Aphthous Ulcers (canker sores)

Aphthous ulcers, also known as canker sores, are small lesions (usually 1 to 2 mm in diameter) that appear on the inner surface of the cheeks and lips, on or under the tongue, and, more rarely, on the gums or palate. They are small, crater-like sores that are white or yellowish in colour, surrounded by a red border. Canker sores are more prevalent in women, individuals under the age of 40 years, Caucasians and non-smokers. They are not contagious.

There are various types of canker sores:

Simple canker sores
These sores are usually the result of accidental trauma, tend to appear only one at a time, and heal spontaneously within 7 to 14 days. Some simple canker sores can be very large (in excess of 1 cm in diameter). They are often accompanied by fever and may leave a scar. These types of sores are much more bothersome and take longer to heal.

Recurrent canker sores
Five and even up to 10 of these ulcers can develop at one time throughout the mouth. Although they share the same characteristics as simple canker sores, a number of factors can play a role in triggering an outbreak. Factors that promote recurrence may be linked to heredity, stress, immunity and hormonal changes in women.

Herpetiform ulcers
Some diseases produce aphthous ulcers that are found not only in the mouth, but on the genitals, in the eyes and on the skin. Individuals who develop recurrent canker sores on more than one area of the body should consult a doctor.

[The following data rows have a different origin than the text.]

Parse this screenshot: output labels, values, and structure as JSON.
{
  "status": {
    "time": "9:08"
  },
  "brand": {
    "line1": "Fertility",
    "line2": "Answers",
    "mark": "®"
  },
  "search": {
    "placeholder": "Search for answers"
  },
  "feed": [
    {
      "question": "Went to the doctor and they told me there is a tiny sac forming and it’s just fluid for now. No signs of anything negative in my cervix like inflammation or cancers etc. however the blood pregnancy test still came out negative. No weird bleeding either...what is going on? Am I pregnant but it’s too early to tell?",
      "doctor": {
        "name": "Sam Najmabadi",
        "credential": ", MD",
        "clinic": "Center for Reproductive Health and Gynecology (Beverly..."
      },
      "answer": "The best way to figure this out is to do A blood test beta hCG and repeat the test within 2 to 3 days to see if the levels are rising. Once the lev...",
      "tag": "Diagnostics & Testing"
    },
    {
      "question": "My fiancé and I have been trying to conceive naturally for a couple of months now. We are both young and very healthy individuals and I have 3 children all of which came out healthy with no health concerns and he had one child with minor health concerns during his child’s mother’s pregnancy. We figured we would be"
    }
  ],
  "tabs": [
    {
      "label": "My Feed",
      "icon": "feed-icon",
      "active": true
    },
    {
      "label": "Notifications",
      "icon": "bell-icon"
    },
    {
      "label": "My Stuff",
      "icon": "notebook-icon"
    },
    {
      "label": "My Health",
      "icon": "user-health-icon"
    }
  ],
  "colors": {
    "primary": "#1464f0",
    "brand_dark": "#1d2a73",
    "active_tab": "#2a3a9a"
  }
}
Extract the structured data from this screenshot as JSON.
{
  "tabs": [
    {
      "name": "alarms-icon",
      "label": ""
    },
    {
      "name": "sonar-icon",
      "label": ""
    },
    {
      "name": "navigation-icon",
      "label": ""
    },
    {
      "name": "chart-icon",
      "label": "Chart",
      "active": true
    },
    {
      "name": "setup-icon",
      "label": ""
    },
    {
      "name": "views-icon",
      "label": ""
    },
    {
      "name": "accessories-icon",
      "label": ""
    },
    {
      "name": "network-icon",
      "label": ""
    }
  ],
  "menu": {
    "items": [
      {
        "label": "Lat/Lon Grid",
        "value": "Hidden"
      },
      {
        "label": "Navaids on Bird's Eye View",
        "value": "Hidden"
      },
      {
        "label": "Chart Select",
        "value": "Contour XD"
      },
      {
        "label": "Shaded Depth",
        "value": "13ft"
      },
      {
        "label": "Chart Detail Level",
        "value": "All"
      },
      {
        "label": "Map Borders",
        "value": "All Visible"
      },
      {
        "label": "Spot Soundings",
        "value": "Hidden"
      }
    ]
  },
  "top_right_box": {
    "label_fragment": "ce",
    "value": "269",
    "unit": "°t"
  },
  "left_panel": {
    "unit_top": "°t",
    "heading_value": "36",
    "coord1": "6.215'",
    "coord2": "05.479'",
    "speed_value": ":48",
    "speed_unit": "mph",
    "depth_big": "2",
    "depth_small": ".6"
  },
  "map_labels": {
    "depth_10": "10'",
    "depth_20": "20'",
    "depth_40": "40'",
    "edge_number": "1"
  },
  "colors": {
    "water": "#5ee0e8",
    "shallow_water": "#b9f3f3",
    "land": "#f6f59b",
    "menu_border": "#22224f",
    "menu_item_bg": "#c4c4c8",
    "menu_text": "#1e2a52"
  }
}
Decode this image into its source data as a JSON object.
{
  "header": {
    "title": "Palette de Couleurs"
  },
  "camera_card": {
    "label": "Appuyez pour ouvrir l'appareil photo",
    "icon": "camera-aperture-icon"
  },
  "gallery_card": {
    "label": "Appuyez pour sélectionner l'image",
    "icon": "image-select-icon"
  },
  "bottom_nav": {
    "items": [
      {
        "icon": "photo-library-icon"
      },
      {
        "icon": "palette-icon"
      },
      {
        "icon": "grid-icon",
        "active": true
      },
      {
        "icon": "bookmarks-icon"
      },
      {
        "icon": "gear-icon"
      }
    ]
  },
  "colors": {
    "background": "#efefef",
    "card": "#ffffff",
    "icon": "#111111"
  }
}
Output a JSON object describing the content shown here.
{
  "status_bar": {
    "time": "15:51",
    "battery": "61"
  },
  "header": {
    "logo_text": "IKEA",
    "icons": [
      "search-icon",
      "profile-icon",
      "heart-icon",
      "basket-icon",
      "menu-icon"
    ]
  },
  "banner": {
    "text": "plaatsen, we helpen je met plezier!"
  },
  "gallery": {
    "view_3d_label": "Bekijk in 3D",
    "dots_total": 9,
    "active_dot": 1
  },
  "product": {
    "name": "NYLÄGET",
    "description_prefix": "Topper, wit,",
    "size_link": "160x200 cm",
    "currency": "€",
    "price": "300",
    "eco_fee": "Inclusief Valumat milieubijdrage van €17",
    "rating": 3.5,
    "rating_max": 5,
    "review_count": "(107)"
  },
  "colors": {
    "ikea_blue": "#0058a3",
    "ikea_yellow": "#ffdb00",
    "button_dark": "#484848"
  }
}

There are many factors thought to promote the development of canker sores:

  • Allergies or sensitivity to certain foods such as citrus, pineapple, chocolate, dried fruit, nuts, spicy foods, vinegar, acidic foods, etc. (varies from one person to another)
  • Injury or irritation (aggressive teeth brushing, dental appliances, dentures, etc.)
  • Folic acid, iron and/or vitamin B12 deficiency
  • Quitting smoking
  • Hormonal changes (puberty, pregnancy, menopause, menstrual cycle)
  • Fatigue, stress
  • Symptoms associated with certain diseases (diabetes, Behcet's disease, inflammatory bowel diseases) or viral infections (HIV, varicella, zona)


Canker sores can be uncomfortable and extremely painful, particularly when eating. Some also experience a burning or tingling sensation 24 hours before the sore becomes visible.


Canker sores may take 10 to 20 days to heal, while large ulcers can take up to 2 months. If a sore does not heal after a few weeks, if you have them on more than one part of your body, or if they reoccur very frequently, it is important that you see a doctor. You should also see a doctor if you have a canker sore and develop fever, red eyes, joint pain or diarrhea (as it may be indicative of another disease).

To alleviate the pain associated with canker sores, try to avoid eating foods that are hard (ex: toast, chips, nuts), acidic (ex: citrus, soft drinks), irritating (ex: chocolate, coffee, alcohol), and either very salty or very spicy. Melting an ice cube on the ulcer may provide some relief. To promote healing, you can also prepare a homemade solution to gargle with, 4 times a day: 1 teaspoon of salt and 1 teaspoon of baking soda in 250 ml of water. Treatment mainly consists in alleviating the pain. That said, prescription and over-the-counter mouthwash, creams and ointments are available. Speak to your pharmacist, as he or she will be able to advise you on the product best suited for your particular needs.